Assemblyman Jim Wood, the bill’s author, calls third-party arrangements a “scam” by dialysis companies that have figured out a way to get inflated reimbursement rates. Health Access California and the California Labor Federation also support the bill.

WHO’S OPPOSED? 

Dialysis companies DaVita and Fresenius, the nation’s two largest providers, spent nearly $1 million this year lobbying on this and other health issues in Sacramento. Opponents were successful in having the bill amended to push the start date to 2022 and to “grandfather” in those already enrolled with third-party payers.

WHY IT MATTERS

There have been several efforts in recent years to regulate the deep-pocketed dialysis industry.

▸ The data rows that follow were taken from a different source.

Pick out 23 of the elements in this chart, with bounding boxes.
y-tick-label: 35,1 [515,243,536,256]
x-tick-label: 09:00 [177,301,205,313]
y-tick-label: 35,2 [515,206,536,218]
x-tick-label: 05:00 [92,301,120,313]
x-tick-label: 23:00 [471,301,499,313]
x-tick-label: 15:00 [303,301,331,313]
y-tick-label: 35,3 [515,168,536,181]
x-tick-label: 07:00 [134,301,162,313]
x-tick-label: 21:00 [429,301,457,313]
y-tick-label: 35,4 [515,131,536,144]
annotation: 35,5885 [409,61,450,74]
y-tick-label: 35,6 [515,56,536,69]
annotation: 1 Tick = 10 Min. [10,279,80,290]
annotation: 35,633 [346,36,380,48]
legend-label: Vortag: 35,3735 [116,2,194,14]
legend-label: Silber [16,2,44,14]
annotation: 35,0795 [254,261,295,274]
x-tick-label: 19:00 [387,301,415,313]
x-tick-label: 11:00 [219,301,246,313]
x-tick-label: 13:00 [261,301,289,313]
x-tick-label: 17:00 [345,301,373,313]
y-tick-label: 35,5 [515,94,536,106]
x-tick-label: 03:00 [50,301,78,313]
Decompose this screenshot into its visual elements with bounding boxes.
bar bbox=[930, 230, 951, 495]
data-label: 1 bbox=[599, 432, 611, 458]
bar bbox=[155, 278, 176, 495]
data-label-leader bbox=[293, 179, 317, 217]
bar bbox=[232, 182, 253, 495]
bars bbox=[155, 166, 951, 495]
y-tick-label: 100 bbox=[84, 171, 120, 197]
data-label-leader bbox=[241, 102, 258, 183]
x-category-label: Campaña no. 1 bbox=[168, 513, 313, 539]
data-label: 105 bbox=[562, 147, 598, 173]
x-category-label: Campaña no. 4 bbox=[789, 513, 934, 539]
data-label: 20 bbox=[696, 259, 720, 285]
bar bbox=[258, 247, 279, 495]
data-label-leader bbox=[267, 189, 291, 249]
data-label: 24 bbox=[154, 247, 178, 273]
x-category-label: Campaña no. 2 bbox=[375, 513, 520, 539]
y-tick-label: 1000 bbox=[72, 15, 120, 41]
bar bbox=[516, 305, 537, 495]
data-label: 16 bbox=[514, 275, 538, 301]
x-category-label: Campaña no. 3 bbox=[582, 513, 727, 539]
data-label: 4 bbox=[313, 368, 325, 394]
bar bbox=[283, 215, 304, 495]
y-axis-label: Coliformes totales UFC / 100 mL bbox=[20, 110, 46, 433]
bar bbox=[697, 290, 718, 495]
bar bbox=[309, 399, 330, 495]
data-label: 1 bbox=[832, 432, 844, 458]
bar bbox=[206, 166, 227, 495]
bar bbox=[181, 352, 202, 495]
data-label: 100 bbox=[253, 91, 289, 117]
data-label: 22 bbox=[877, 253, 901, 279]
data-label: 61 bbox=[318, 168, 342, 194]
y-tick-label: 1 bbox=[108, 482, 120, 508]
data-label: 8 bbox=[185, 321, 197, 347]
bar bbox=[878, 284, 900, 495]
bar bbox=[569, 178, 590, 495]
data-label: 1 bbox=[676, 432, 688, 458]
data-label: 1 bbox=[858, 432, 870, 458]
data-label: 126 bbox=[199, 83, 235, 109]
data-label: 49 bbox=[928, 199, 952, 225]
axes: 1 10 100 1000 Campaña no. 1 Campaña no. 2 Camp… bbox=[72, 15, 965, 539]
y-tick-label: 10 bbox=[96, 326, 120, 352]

If this bill becomes law, it’s possible that more regulations could be imposed on the industry in the future.

GOVERNOR’S CALL

It wasn’t clear whether the governor would sign this measure, which was amended 52 times. Former Gov. Jerry Brown vetoed a similar bill last year. But on Oct. 13, 2019, Newsom signed it, “consistent with our imperative to address rising health care costs,” urging all sides to “put patients first.”